だがクルーウェルの言葉はまだ終わらない。
「先日、毒茸の危険性について講義したにも関わらず毒茸を食そうとしたユウにも特別に課題を与える」
これまで授業で習った全ての茸の毒と薬理についてのレポートの提出を申しつけられたユウは表情を一転し、あんまりだと嘆いた。
「ちょっと夕飯のおかずを増やそうと思っただけなのに」
「わざわざ食卓に毒茸を置く必要はないだろ」
何を考えてるんだと零したレオナにクルーウェルも呆れながら頷いた。
「そもそも仔犬、お前は学園長から生活費を貰っている筈だ」
「それが節約をしてはいるんですが一人と一匹であの食費は辛いものがありまして、だったら足りない分は自給自足でどうにかしようかと」
「それはいい心がけだが毒茸は止めろ。取るにしても食用、それも俺が確認をしてからだ」
「分かりました」
「自給自足と言っても茸だけじゃどうにもならねぇだろ」
茸にも季節がある。
学園の敷地内で取れる茸は秋が旬の物が殆ど、だったら秋以外の季節はどうするつもりなのかレオナは何気なく尋ねた。

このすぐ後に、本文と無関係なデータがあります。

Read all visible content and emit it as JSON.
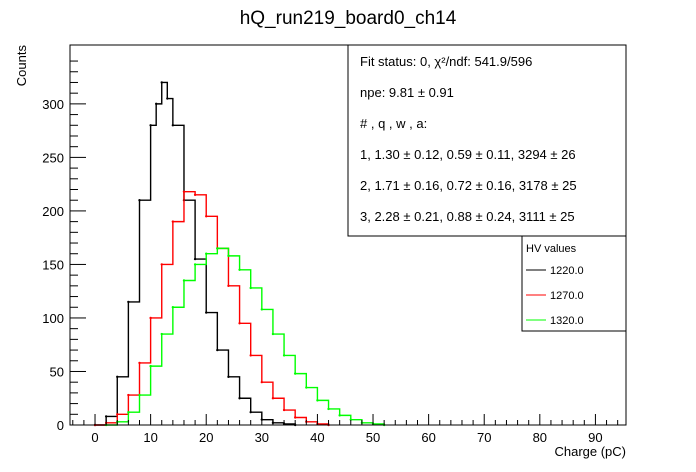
{
  "chart_data": {
    "type": "line",
    "title": "hQ_run219_board0_ch14",
    "xlabel": "Charge (pC)",
    "ylabel": "Counts",
    "xlim": [
      -4.5,
      95.5
    ],
    "ylim": [
      0,
      355
    ],
    "x_ticks": [
      0,
      10,
      20,
      30,
      40,
      50,
      60,
      70,
      80,
      90
    ],
    "y_ticks": [
      0,
      50,
      100,
      150,
      200,
      250,
      300
    ],
    "grid": false,
    "legend_position": "right",
    "legend_title": "HV values",
    "stats_lines": [
      "Fit status: 0, χ²/ndf: 541.9/596",
      "npe: 9.81 ± 0.91",
      "# , q , w , a:",
      "1, 1.30 ± 0.12, 0.59 ± 0.11, 3294 ± 26",
      "2, 1.71 ± 0.16, 0.72 ± 0.16, 3178 ± 25",
      "3, 2.28 ± 0.21, 0.88 ± 0.24, 3111 ± 25"
    ],
    "series": [
      {
        "name": "1220.0",
        "color": "#000000",
        "x": [
          0,
          2,
          4,
          6,
          8,
          10,
          11,
          12,
          13,
          14,
          16,
          18,
          20,
          22,
          24,
          26,
          28,
          30,
          32,
          34,
          36
        ],
        "y": [
          0,
          8,
          45,
          115,
          210,
          280,
          300,
          320,
          305,
          280,
          210,
          155,
          105,
          70,
          45,
          25,
          12,
          5,
          2,
          1,
          0
        ]
      },
      {
        "name": "1270.0",
        "color": "#ff0000",
        "x": [
          0,
          2,
          4,
          6,
          8,
          10,
          12,
          14,
          16,
          18,
          20,
          22,
          24,
          26,
          28,
          30,
          32,
          34,
          36,
          38,
          40,
          42
        ],
        "y": [
          0,
          2,
          10,
          28,
          58,
          100,
          150,
          190,
          218,
          215,
          195,
          165,
          130,
          95,
          65,
          40,
          25,
          14,
          7,
          3,
          1,
          0
        ]
      },
      {
        "name": "1320.0",
        "color": "#00ff00",
        "x": [
          2,
          4,
          6,
          8,
          10,
          12,
          14,
          16,
          18,
          20,
          22,
          24,
          26,
          28,
          30,
          32,
          34,
          36,
          38,
          40,
          42,
          44,
          46,
          48,
          50,
          52
        ],
        "y": [
          0,
          3,
          12,
          28,
          55,
          85,
          110,
          135,
          150,
          160,
          165,
          158,
          145,
          128,
          108,
          85,
          65,
          48,
          35,
          23,
          15,
          9,
          5,
          2,
          1,
          0
        ]
      }
    ]
  }
}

「茸が駄目な時期は兎や栗鼠、蛇も良いですよね。後は食べれるカエルが見つかったのでその子達」
ユウの楽しげな返答に二人は無言で固まった。
「この間のはちのこは大正解だったのでまた食べたいな」
余程美味しかったのかうっとりとした表情で零したユウ。
想像したのか顔色が悪くなったクルーウェルを眺めながらそういえば食堂でそんな騒ぎがあった事をレオナはぼんやりと思い出した。
その日はちょうど食堂に来ていてリドルとその他ハーツラビュル生がはちのこを食べて騒いでいたのである。
その騒ぎは途中から昆虫食の是非で揉めていた。
因みにレオナ自身はわざわざ虫を食べる趣味はないが肯定派であった。
というのもレオナの故郷である夕焼けの草原では日常的に昆虫食を行う種族は一定数いる為である。
その時、レオナと一緒にいたラギーも肯定派。
曰く食糧が乏しい時の貴重なタンパク源だと言っていたので、ラギーとユウは実は相性がすこぶる良いのでは、とこの時のレオナは思った。
「いや、流石のオレも毒のある物を分かってて食べたりはしないっスよ」
クルーウェルが、自身の受け持つ生徒が生活に困った挙句に虫を食べていたと知り、かなり顔色を悪くさせていた事を愉快そうにラギーへと話すのにレオナは今日あったユウの事も話していた。
そして先程のラギーの言葉ではある。
「食べ物を探してうっかり、何て事はあるっスけど、ユウくんは毒茸の分かってた上でまだ食べようとしてたんでしょ?」
レオナが肯定すればラギーは眉を潜め「ないわー」と零した。
「しっかし意外っスね」
「何がだ」
「ユウくんって、オレ的には何処か良いとこのお嬢さんだと思ってたんスけど」
勘が外れたとラギーは己の頭を掻いて零した。
「茸に毒があると分かってても食べてる何て今迄の人生、余程食うのに苦労してきたかただの阿保っスね」
「苦労か」
あくまで他人事、と言った感じで呟いたラギーの言葉は何故かレオナの頭に残った。